1. Observations – this is what we can see and hear, as a video camera might record it, 
 
2. Thoughts – this is what we believe and what we tell ourselves

3. Emotions – what we are feeling

4. Wants – what we want to happen, what we want to do, goals etc.



Here’s how using the Experience Cube to describe what you’re feeling and why in an unsent letter helps you avoid any potential pitfalls:

1. As we all experience the world through our own mental filters, it’s not easy for us to be aware of our own blind spots and cognitive biases – especially if we suffer from ‘Naïve Realism’. The ‘Observations’ quadrant invites us to stick to the facts and suspend judgement when describing a situation or incident.

2. We still get to describe our best guess at what we think is going on in that situation, in the ‘Thoughts’ quadrant. The difference is that we’re invited to remember that these are just our own thoughts, beliefs, and judgements about what’s going on, and not objective truth. We recognize that alternative explanations and evaluations are possible, and as we write, we may even consider some of those alternative explanations and admit their possibility.

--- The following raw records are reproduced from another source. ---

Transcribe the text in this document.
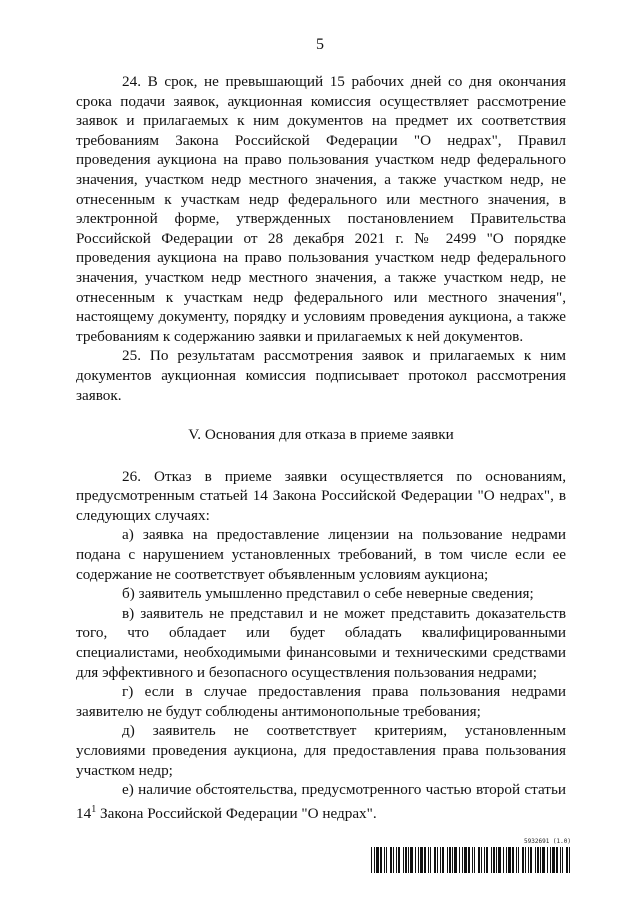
5

24. В срок, не превышающий 15 рабочих дней со дня окончания срока подачи заявок, аукционная комиссия осуществляет рассмотрение заявок и прилагаемых к ним документов на предмет их соответствия требованиям Закона Российской Федерации "О недрах", Правил проведения аукциона на право пользования участком недр федерального значения, участком недр местного значения, а также участком недр, не отнесенным к участкам недр федерального или местного значения, в электронной форме, утвержденных постановлением Правительства Российской Федерации от 28 декабря 2021 г. № 2499 "О порядке проведения аукциона на право пользования участком недр федерального значения, участком недр местного значения, а также участком недр, не отнесенным к участкам недр федерального или местного значения", настоящему документу, порядку и условиям проведения аукциона, а также требованиям к содержанию заявки и прилагаемых к ней документов.

25. По результатам рассмотрения заявок и прилагаемых к ним документов аукционная комиссия подписывает протокол рассмотрения заявок.

V. Основания для отказа в приеме заявки

26. Отказ в приеме заявки осуществляется по основаниям, предусмотренным статьей 14 Закона Российской Федерации "О недрах", в следующих случаях:

а) заявка на предоставление лицензии на пользование недрами подана с нарушением установленных требований, в том числе если ее содержание не соответствует объявленным условиям аукциона;

б) заявитель умышленно представил о себе неверные сведения;

в) заявитель не представил и не может представить доказательств того, что обладает или будет обладать квалифицированными специалистами, необходимыми финансовыми и техническими средствами для эффективного и безопасного осуществления пользования недрами;

г) если в случае предоставления права пользования недрами заявителю не будут соблюдены антимонопольные требования;

д) заявитель не соответствует критериям, установленным условиями проведения аукциона, для предоставления права пользования участком недр;

е) наличие обстоятельства, предусмотренного частью второй статьи $14^1$ Закона Российской Федерации "О недрах".

5932691 (1.0)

3. In the Emotions quadrant we can describe what we’re feeling. But we’re not leading with emotions. By the time we are talking about what we feel, we’ve already been through a factual description of the situation or event, plus outlining our ‘story’ about what’s going on in way that explicitly requires us not to confuse the story with objective reality, so we are more able to distance ourselves from our emotions and not have our judgement clouded.

4. Finally, the ‘Wants’ quadrant invites us to consider how we want things to develop, what we should do next, and maybe what we would like the other person to do. It invites us to find a way out of the upsetting situation, rather than just leaving it there as if we could do nothing about it. It makes us think about the future and how to move on, rather than endlessly rehashing the past.